Indeed, those lines, from ‘No One is Alone’ - the emotional climax of the unrelenting second act of Into the Woods, carries Sondheim’s unwavering empathy, this willingness to extend understanding to every party in a disagreement. An inferior musical would have used this number to deliver a lesson on self-belief, to be courageous in the blandest, most individualist sense. Instead, it is a pause, a lesson in honesty. In these final moments, the last remnants of fairytale are upended, Sondheim understands that the idea of a villain is self-constructed and ultimately self-defeating. It’s the truth that he has been toying with ever since he agreed to write the lyrics for West Side Story.
A few months before his death, in an interview for the New Yorker, D.T. Max asked Sondheim “For you, which comes first, the music or the lyrics?” In response he answered, “Oh, they come together.” It’s an unremarkable comment, a slight aside, but it highlights his power as a composer, his ability to fold a show in on itself, forcing the characters to look inward, balancing every note and lyric against its counterpart. Sometimes that is just in the clever construction of a sentence, (“just remembering you’ve had an and when you’re back to or, makes the or mean more than it did before” from Into the Woods,) or profound in its internal logic, (“being sure enough of you makes me sure enough of me” from Anyone Can Whistle). Musical theatre is frequently mocked for its obviousness, manipulating music to elicit some desired feeling, but with a Sondheim show, everything feels earned, nothing feels incidental, the music and lyrics arrive in tandem or not at all.
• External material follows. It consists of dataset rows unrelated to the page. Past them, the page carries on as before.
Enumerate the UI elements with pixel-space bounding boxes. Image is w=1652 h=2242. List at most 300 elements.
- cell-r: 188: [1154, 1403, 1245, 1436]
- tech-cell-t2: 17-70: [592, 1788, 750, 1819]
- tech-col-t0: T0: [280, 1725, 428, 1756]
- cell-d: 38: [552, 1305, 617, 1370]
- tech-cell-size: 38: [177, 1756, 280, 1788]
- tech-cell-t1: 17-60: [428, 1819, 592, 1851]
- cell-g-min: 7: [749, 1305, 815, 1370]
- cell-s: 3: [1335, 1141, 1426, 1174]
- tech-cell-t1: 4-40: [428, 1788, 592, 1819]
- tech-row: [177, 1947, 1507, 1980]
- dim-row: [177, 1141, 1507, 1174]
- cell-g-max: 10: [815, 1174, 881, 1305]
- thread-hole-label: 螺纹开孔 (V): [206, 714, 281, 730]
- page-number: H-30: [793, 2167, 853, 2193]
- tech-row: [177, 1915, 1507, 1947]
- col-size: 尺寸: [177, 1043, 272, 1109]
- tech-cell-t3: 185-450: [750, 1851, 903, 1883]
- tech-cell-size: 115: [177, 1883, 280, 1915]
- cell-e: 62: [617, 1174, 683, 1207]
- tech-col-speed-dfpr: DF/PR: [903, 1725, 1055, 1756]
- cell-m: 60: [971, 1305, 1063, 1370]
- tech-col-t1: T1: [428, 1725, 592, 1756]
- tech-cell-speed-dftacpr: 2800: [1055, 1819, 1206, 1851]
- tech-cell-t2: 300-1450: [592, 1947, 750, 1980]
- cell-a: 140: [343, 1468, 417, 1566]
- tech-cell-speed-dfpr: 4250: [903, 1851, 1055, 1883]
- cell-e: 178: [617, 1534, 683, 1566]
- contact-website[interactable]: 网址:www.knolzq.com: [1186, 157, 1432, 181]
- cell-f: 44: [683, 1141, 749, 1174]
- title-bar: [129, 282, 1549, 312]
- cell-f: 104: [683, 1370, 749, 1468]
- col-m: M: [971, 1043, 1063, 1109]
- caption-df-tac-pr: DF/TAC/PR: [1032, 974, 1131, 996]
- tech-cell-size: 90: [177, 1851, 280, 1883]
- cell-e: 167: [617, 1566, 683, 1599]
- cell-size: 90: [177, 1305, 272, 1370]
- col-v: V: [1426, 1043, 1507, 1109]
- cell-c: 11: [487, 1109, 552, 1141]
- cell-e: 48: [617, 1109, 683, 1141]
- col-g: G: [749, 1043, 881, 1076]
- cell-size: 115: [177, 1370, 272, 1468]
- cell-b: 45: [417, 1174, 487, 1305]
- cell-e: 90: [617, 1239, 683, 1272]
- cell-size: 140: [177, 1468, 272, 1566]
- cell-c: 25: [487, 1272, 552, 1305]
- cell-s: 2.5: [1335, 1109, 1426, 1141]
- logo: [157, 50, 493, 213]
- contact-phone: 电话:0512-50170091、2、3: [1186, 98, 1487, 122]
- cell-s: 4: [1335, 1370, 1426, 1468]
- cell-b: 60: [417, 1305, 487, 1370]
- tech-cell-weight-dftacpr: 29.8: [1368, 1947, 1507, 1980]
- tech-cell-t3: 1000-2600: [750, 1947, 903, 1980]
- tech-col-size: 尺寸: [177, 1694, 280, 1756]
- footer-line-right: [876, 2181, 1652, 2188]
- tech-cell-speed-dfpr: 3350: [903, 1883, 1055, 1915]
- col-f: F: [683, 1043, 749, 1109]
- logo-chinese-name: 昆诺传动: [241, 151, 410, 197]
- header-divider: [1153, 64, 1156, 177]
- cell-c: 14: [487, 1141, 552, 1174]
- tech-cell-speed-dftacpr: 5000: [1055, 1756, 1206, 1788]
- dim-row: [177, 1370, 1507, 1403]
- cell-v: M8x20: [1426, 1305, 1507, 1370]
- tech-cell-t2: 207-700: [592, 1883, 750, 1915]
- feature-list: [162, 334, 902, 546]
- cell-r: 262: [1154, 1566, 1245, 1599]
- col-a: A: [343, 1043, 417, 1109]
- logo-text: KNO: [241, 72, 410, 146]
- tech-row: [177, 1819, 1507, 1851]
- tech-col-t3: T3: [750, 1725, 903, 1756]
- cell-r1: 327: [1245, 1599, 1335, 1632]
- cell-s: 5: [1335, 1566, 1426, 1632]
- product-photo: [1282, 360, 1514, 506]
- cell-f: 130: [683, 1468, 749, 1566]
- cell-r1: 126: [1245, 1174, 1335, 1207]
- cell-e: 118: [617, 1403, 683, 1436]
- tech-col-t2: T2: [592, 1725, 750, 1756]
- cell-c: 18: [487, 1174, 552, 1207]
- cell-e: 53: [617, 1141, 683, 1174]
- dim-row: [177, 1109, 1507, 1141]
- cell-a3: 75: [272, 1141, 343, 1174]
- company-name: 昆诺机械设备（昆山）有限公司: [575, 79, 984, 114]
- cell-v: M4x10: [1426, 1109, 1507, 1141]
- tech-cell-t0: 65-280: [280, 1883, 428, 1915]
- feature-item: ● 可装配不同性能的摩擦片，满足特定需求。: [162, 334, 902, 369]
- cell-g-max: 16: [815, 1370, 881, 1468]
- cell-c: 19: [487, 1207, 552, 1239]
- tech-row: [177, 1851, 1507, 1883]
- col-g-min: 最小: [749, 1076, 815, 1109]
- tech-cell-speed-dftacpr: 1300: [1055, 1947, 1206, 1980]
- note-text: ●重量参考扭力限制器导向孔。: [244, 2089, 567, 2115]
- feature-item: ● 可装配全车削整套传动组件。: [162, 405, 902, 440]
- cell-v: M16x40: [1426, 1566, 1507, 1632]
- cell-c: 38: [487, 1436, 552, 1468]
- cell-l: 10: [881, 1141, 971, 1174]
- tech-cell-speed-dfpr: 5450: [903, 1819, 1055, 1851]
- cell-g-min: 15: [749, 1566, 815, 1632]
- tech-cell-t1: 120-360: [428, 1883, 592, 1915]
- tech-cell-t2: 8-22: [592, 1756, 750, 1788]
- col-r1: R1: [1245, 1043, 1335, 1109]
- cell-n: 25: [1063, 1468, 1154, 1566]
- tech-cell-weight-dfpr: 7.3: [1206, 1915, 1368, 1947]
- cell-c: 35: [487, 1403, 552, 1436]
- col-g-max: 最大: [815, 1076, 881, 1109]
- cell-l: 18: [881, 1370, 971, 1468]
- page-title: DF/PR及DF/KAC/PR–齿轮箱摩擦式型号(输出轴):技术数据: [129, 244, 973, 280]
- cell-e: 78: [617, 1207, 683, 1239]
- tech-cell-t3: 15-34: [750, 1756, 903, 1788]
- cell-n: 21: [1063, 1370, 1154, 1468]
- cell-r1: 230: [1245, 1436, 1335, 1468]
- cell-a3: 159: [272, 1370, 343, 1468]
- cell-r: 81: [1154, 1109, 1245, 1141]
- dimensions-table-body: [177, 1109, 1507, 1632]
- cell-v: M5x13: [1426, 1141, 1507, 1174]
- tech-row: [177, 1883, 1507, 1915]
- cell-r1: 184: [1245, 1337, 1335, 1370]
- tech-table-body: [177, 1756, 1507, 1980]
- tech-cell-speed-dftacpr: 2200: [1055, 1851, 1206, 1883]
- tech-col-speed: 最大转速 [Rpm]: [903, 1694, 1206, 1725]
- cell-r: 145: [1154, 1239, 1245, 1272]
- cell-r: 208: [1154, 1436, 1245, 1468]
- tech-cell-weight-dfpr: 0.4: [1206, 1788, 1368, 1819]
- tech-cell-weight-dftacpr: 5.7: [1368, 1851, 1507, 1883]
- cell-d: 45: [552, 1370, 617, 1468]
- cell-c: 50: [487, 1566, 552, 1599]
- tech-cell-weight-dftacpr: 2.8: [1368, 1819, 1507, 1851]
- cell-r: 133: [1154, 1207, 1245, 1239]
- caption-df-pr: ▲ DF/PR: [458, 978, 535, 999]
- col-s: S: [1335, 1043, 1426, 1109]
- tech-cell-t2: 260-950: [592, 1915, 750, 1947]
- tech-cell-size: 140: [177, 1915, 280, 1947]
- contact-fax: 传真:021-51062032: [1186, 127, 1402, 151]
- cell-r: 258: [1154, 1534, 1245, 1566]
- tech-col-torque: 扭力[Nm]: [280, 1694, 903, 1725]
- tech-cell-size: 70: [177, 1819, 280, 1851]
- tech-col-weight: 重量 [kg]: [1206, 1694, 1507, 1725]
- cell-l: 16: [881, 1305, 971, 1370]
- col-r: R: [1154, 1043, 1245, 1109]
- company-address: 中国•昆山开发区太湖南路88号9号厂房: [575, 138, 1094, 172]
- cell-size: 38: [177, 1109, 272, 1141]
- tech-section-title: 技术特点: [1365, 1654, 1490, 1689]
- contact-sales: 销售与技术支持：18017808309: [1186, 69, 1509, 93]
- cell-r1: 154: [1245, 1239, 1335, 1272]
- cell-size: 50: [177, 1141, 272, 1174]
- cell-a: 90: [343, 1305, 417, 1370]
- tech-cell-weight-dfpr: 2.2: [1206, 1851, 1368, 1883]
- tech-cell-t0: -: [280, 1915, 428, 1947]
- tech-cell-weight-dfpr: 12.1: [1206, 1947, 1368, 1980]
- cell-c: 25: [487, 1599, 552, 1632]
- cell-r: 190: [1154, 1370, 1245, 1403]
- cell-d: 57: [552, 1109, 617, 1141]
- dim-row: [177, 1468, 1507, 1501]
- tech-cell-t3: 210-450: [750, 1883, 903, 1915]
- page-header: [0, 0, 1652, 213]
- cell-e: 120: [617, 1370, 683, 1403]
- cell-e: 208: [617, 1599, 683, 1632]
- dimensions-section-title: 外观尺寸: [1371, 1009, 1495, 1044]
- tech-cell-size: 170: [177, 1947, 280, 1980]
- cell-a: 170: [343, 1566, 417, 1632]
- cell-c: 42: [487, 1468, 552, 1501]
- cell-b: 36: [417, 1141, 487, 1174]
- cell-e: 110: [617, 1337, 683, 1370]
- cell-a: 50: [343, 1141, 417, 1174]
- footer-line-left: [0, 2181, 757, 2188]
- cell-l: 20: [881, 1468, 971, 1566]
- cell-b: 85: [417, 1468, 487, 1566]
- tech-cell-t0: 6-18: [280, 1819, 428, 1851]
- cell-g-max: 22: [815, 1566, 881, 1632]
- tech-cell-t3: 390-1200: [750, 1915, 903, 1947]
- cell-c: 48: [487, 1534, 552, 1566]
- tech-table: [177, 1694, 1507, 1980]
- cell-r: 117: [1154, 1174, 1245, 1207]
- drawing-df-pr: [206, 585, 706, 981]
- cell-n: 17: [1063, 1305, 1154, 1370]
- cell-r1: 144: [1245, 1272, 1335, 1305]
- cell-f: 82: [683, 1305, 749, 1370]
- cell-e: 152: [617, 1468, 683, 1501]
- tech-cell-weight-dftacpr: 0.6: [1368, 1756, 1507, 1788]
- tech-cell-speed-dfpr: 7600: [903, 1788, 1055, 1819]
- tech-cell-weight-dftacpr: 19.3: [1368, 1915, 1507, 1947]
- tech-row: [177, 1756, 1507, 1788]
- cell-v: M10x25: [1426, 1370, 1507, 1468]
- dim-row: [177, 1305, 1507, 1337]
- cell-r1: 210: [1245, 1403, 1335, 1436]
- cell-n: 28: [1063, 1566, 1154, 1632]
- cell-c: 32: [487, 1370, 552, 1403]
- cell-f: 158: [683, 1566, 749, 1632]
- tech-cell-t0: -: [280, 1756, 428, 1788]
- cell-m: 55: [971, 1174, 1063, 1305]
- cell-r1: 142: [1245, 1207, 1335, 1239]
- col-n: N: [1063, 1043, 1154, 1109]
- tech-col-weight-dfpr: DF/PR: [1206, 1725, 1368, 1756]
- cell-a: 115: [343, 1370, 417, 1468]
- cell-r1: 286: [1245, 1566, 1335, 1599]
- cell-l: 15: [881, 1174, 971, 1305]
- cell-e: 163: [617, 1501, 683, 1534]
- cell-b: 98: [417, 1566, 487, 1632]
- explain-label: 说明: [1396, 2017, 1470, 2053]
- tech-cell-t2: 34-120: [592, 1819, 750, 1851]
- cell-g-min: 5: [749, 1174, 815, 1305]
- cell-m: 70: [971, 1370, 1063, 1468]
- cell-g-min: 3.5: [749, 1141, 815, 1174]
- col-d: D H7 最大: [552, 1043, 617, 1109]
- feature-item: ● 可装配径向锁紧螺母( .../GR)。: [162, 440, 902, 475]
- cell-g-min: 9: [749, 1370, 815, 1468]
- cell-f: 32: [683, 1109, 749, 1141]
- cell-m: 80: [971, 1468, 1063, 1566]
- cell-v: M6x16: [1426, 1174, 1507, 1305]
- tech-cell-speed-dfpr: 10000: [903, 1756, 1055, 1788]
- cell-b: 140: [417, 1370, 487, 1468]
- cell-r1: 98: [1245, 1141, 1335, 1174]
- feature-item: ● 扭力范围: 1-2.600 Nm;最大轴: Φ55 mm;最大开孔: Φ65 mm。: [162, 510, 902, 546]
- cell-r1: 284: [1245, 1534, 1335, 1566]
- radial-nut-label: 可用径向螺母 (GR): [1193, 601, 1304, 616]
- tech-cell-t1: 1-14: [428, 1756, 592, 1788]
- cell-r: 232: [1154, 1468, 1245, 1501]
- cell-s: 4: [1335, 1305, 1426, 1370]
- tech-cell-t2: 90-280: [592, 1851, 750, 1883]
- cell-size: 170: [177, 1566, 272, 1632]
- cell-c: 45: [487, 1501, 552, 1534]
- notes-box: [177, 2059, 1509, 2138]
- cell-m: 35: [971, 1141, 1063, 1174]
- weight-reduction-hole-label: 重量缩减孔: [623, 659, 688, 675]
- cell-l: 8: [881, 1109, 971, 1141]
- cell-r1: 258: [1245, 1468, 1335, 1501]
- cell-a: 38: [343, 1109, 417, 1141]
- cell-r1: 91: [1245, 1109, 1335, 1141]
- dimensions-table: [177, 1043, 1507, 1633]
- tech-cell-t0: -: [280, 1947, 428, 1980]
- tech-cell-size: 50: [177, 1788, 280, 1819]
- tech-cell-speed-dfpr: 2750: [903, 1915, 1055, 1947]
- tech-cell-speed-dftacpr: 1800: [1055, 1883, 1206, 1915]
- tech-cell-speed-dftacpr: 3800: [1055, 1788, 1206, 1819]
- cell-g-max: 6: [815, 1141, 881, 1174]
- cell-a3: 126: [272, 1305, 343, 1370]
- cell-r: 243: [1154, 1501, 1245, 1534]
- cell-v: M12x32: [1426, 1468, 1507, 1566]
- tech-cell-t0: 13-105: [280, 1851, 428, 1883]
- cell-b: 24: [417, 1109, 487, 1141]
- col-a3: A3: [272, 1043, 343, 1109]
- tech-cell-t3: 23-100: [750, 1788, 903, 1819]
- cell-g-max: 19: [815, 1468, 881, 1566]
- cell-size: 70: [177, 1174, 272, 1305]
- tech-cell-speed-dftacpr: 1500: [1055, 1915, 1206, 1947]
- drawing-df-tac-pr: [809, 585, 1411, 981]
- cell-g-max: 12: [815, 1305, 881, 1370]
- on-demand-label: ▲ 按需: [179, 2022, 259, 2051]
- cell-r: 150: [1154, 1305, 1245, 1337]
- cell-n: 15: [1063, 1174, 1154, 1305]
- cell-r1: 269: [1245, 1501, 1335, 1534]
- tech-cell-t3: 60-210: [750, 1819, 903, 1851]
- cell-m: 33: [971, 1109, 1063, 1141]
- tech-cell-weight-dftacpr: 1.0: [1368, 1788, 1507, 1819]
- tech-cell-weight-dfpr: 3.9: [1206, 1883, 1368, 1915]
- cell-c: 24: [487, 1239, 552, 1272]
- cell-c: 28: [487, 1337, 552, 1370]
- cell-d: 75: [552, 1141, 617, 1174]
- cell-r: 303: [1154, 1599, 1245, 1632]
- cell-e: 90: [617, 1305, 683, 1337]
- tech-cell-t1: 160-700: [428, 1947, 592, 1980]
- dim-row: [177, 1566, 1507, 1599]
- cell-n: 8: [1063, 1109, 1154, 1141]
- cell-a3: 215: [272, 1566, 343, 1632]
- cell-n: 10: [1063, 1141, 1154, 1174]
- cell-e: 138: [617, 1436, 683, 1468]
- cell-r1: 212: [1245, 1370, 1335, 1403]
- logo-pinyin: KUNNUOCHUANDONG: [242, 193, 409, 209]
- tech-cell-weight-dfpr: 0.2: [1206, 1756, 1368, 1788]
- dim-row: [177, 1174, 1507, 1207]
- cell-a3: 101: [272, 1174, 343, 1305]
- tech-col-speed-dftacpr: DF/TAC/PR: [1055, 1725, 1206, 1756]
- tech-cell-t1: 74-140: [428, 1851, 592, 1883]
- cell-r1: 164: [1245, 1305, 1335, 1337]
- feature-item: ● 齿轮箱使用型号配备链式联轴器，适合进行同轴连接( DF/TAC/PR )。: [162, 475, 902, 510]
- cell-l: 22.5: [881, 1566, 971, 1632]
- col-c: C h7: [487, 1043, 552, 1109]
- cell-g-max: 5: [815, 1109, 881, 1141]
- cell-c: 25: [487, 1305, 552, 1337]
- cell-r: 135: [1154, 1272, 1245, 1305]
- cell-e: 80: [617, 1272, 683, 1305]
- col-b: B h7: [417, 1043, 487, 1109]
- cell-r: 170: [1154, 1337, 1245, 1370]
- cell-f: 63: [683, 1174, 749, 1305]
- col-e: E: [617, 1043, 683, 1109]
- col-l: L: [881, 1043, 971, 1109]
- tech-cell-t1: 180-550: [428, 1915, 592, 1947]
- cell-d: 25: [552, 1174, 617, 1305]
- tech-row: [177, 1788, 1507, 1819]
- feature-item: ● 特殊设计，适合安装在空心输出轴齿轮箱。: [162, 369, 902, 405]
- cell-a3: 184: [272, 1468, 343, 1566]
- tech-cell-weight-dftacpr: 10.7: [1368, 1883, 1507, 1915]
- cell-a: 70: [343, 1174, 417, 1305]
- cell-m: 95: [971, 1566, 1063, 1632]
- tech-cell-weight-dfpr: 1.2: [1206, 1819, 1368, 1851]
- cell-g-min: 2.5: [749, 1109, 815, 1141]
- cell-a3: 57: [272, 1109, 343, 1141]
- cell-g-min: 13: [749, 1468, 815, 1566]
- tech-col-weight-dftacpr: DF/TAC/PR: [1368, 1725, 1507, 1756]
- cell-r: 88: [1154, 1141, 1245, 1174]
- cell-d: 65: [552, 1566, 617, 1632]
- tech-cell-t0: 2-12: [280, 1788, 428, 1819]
Good art makes you think you have seen something new, but great art reveals life’s interconnectedness, claiming to be the newest phrase in a long conversation. There were so many more examples I wasn’t able to touch on, the sly “I wish” refrain from Into the Woods, the way actions ripple out in Sweeney Todd sweeping everyone away in a wave of consequences, ‘A Boy Like That - I Have A Love’ from West Side Story, the finale of Road Show. Every time I listen to his music or watch one of his shows, I feel buried in the experience, small and close to the wide, twisted expanse of the world.